TREASURIES-Trim loss in Asia despite rally in gold and oil
TOKYO, Oct 26 (Reuters) - U.S. 10-year Treasury notes edged higher in Asian trading on Friday, trimming some of the losses suffered late in the U.S. trading the previous day and shrugging off gains in gold and oil.
U.S. Treasuries slipped on Thursday as stocks pared losses in a late rebound after a report quelled rumours that insurance giant American International Group (AIG.N) would post a big investment write-down.
Late Thursday, the CNBC cable television channel, citing unidentified sources, reported that it was untrue that AIG would report a big securities write-down. [ID:nN25112334].
Treasuries also suffered late in U.S. trading on Thursday as Microsoft Corp (MSFT.O) reported earnings that exceeded expectations, said a Treasuries trader for a U.S. investment bank in Tokyo.
After their overnight fall, Treasuries pared some losses in Asia on position squaring, market players said.
"It seems that Treasury yields are pulling back a bit because the rise in yields late in yesterday's trading was pretty rapid," said a portfolio manager for a Japanese insurer.
"It doesn't seem to be a move based on any kind of fresh factor," he said.
The 10-year Treasury note rose 4/32 in price to yield 4.372 percent US10YT=RR, inching towards the 4.30 percent level hit in early September that was the lowest since early 2006.
The 30-year Treasury bond rose 6.5/32 in price to yield 4.674 percent US30YT=RR.
Treasuries inched higher in Asia even though U.S. crude futures extended gains to hit a record high CLc1 on Friday and gold hit a 28-year high XAU=.
The Federal Reserve is widely expected to cut interest rates by 25 basis points to 4.5 percent at a two-day policy meeting to be held from next Tuesday, to counter a slowdown in the economy.
The market now seems to be bracing for a 25-basis-point rate cut next week and another 25-basis-point rate cut in December, said the portfolio manager for a Japanese insurer.

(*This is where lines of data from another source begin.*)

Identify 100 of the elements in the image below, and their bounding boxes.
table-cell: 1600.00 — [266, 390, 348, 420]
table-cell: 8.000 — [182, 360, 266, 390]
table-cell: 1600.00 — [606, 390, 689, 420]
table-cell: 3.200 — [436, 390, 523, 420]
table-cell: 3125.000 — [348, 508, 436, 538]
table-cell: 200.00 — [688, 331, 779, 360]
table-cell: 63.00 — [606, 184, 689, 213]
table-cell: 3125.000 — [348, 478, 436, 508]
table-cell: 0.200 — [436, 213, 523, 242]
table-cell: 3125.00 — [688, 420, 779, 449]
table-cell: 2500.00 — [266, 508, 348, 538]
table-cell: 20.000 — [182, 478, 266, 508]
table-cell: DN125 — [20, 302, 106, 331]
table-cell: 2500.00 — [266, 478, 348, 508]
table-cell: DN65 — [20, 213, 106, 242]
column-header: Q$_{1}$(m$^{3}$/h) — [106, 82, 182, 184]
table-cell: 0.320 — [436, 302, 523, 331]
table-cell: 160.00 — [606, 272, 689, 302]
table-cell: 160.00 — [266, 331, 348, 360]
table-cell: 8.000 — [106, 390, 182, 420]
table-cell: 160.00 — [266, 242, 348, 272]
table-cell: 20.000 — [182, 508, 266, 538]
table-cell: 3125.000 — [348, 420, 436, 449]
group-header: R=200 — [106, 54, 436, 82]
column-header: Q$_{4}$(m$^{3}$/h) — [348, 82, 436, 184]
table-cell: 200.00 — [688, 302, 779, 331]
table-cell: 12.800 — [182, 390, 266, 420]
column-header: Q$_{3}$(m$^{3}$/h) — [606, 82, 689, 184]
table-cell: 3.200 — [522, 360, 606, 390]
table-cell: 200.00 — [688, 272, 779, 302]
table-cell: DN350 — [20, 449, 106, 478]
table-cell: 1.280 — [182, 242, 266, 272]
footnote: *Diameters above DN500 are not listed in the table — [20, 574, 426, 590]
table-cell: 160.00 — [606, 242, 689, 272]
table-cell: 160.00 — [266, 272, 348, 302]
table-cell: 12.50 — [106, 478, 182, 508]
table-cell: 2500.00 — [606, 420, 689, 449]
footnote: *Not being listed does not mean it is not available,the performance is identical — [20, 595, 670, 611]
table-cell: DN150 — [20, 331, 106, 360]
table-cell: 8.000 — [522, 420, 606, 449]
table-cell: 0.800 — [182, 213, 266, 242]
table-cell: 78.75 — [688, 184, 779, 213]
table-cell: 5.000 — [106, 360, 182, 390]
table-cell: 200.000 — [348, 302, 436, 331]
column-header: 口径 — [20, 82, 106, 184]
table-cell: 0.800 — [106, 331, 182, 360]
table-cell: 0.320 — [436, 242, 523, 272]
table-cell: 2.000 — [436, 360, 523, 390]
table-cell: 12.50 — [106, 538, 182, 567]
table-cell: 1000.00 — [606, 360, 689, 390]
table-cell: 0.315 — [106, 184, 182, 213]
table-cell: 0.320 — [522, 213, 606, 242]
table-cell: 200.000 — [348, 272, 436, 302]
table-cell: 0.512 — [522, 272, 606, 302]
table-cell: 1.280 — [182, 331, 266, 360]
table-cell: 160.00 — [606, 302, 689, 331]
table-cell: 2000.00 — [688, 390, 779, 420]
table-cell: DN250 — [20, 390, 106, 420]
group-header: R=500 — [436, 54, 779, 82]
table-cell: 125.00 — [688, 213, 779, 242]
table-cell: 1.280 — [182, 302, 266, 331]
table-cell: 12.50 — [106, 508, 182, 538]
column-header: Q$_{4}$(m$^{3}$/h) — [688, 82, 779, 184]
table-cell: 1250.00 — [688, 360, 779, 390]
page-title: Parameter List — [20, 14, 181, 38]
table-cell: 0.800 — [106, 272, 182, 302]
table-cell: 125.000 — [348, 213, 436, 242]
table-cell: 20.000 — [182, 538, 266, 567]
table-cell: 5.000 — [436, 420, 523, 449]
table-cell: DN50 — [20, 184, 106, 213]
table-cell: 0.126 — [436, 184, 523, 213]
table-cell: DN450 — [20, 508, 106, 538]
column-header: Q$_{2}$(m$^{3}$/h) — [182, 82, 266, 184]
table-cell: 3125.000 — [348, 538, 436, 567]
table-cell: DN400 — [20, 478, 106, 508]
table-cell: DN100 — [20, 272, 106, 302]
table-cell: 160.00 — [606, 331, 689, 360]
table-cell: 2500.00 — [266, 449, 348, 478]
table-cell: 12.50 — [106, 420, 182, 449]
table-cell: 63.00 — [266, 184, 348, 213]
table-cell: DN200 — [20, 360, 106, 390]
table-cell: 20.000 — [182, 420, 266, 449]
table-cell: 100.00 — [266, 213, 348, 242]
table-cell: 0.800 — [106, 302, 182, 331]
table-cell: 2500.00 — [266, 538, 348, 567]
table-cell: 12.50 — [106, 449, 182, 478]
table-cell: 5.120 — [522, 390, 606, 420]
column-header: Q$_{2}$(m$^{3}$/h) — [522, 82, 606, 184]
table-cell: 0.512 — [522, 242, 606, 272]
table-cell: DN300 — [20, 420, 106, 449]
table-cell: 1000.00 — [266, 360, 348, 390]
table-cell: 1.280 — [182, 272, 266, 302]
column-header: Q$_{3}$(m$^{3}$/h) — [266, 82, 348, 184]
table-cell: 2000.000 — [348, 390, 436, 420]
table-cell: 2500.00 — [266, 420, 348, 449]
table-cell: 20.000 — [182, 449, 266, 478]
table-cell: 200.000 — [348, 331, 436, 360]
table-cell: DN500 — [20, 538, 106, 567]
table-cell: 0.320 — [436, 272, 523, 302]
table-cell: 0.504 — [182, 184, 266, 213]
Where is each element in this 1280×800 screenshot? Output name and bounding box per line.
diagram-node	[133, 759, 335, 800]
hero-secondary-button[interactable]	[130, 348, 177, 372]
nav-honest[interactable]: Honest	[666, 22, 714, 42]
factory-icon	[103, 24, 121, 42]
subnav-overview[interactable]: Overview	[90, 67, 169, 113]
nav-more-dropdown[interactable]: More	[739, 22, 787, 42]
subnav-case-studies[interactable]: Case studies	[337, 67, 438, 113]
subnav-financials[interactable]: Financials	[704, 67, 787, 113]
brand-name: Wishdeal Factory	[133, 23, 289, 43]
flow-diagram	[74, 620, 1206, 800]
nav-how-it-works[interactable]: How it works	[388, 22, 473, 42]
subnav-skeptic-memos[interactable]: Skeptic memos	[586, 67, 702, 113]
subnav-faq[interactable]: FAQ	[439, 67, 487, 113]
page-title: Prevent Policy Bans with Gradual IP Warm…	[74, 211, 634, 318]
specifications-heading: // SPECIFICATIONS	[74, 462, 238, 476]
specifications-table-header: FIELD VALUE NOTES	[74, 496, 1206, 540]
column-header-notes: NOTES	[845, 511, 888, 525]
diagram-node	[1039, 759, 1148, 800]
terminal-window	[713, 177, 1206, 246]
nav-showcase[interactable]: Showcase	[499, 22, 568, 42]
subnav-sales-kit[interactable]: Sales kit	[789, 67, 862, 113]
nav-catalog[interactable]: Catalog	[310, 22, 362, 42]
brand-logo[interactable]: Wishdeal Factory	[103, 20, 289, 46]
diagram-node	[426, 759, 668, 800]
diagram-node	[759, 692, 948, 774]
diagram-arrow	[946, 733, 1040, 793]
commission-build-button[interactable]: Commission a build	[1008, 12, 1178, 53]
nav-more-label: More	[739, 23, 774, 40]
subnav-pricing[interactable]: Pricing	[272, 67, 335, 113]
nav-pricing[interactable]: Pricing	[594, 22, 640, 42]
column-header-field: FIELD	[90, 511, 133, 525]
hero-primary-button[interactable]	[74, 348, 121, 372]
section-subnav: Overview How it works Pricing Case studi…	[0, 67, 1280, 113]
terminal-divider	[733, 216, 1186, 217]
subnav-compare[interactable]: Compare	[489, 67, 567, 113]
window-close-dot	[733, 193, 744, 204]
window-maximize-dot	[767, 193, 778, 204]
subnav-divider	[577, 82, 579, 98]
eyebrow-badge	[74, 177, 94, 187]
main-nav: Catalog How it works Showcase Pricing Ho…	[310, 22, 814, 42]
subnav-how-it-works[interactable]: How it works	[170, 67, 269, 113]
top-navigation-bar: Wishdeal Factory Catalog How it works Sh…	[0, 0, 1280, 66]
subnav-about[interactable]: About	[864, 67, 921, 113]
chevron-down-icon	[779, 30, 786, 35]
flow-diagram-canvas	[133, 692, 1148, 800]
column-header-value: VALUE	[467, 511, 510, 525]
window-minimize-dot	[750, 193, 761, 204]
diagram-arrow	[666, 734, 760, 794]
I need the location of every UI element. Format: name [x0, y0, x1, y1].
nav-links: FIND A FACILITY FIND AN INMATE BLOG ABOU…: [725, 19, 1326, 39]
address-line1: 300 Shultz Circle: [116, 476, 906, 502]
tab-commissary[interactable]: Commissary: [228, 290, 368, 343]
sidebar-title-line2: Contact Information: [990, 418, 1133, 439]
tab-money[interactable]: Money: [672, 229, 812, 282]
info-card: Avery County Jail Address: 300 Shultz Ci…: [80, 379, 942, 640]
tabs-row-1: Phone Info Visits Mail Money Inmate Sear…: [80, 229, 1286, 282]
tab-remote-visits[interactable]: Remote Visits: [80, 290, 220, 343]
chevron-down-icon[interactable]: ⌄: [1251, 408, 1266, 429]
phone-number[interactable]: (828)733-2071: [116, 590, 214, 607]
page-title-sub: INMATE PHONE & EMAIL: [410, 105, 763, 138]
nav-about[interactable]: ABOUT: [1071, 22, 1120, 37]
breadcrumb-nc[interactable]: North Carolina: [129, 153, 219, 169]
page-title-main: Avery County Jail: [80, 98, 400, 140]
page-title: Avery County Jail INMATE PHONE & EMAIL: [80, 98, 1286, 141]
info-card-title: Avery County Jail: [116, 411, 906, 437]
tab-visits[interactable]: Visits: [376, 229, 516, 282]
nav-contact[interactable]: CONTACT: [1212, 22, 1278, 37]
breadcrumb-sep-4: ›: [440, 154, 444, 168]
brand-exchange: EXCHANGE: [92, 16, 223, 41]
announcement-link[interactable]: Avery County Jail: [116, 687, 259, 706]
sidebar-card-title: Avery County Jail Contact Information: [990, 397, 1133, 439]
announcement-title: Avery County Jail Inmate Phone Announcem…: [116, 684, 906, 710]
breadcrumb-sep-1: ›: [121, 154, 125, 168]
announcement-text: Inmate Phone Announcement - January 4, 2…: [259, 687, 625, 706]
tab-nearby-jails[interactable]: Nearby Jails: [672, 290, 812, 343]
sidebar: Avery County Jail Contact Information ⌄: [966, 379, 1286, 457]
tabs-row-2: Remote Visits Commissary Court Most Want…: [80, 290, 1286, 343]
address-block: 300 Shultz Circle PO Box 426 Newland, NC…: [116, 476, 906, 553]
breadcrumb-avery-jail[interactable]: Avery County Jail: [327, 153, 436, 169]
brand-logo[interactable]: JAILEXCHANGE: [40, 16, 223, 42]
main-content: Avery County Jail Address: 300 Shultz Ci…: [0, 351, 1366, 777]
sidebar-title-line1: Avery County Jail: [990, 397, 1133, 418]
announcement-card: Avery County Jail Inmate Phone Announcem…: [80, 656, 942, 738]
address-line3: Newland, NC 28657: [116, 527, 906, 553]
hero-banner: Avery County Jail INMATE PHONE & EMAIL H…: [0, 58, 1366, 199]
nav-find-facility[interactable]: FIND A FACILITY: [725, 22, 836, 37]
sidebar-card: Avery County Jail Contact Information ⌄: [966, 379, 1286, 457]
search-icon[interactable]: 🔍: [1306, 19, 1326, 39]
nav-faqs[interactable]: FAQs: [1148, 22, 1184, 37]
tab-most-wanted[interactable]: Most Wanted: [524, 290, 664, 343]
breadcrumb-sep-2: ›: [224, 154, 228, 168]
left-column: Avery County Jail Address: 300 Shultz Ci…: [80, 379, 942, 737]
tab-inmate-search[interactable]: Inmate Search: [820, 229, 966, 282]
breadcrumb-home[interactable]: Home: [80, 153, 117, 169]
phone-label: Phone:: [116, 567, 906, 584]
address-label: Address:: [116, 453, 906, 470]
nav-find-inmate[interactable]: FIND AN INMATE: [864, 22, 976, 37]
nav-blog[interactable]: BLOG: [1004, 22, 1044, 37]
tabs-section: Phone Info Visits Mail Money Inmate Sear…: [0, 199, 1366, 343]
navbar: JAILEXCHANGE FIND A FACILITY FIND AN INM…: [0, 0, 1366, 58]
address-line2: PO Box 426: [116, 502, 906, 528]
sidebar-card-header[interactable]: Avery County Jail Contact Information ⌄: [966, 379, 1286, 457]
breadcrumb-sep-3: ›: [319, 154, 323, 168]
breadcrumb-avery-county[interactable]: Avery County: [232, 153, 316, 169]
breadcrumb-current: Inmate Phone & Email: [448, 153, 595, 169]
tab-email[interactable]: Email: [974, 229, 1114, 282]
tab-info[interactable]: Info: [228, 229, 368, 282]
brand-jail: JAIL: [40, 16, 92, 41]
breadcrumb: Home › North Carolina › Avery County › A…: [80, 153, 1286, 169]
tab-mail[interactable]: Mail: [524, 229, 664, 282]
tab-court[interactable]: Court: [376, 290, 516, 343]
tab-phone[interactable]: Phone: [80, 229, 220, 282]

Later this session, focus will turn to the final October reading of Reuters/University of Michigan consumer sentiment at 1400 GMT, as well as moves in share prices. Economists' median forecast is for the headline reading to have slipped to 82.0 from 83.4, for current conditions to be 98.0 from 97.9 and for consumers' expectations to have slipped to 72.0 from 74.1.